If some New Labour MPs are suddenly concerned about how Gordon Brown’s tax changes benefit the well off at the expense of low earners, it is not because for the most part they have suddenly developed a political conscience. Their real worry - panic is probably a better expression - is about whether they can retain their seats, along with their comfortable, expenses-paid, two-house, lifestyle, at the next general election.
After all, the Institute for Fiscal Studies (IFS) showed in March 2007, over a year ago, at the time of Brown’s last budget as chancellor, what the impact of the abolition of the 10p income tax rate would be. Overall, 20% of taxpayers – five million people - would lose, 40% would be unaffected and another 40% would gain, said the IFS. The main losers would be single adults on £18,000 a year or less, with no children and not on tax credits. Families with two earners whose tax credit rise was not sufficient to compensate for income tax losses would also be worse off as would taxpaying women aged 60-64. Those earning £18,500 and £39,000 were set to gain.
So where have the brave New Labour MPs been all this time? Why did they only speak up a few days before the tax changes actually came into effect on Monday? Those who sit on the Treasury select committee heard evidence about the impact of the tax change some time ago. This week, the committee finally published a report saying that low wage earners were an "unreasonable target for raising additional tax revenues". The government doesn’t give a hoot about their bleating, however, and business secretary John Hutton quickly said that the changes would not be abandoned.
While the government can stump up billions to help failed banks like Northern Rock, it is not particularly concerned about poorer families. They have to make do with complicated, means-tested “tax credits”, which have proved an absolute failure in terms of their impact. In fact, the government is reclaiming money paid out in error, which people have already spent.
Poorer households are also hit hardest by the increases in food, travel and utility bills now running through the economy. Pensioner groups said a rise in winter fuel payments would do little to offset raised utility bills and council tax. The Civil Service Pensioners' Alliance, and National Federation of Royal Mail & BT Pensioners, said over the weekend that people aged 60-65 would be badly affected, including more than 600,000 female pensioners.

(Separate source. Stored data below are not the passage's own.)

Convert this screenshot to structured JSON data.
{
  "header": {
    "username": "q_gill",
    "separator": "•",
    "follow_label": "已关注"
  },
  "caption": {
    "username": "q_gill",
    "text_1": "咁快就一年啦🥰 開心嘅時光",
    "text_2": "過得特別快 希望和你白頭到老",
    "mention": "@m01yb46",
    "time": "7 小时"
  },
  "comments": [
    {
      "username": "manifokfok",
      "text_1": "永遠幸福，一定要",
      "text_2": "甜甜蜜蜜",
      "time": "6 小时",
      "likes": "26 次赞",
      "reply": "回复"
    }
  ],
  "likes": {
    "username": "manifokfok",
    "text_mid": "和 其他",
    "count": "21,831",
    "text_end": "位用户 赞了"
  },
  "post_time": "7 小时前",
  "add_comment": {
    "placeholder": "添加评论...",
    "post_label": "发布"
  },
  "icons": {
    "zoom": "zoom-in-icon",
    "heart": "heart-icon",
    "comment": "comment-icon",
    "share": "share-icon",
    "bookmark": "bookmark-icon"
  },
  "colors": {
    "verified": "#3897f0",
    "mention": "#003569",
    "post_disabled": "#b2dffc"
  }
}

New Labour MPs have a right to be concerned – about their future that is. Three weeks before the local elections in May, a Sunday Telegraph/ICM opinion poll showed Labour on 32% and the Lib Dems on 18%, each trailing behind the Tories' 43%. This is enough to give the Tories an overall majority in a general election. In London, Tory right-winger Boris Johnson is ahead of Ken Livingstone in the race for Mayor.
Meanwhile, the housing crisis is gathering pace. Prices are falling at their sharpest since 1992 and Abbey today became the last bank to abandon 100% mortgages. Millions face steep rises in repayments as cheaper starter mortgages come up for re-financing while others who used rising house prices to borrow and spend against the value of their home are no longer able to do so. These are just some of the signs of market failure on a global scale, failures that look certain to destroy the fortunes of the capitalist New Labour government as well.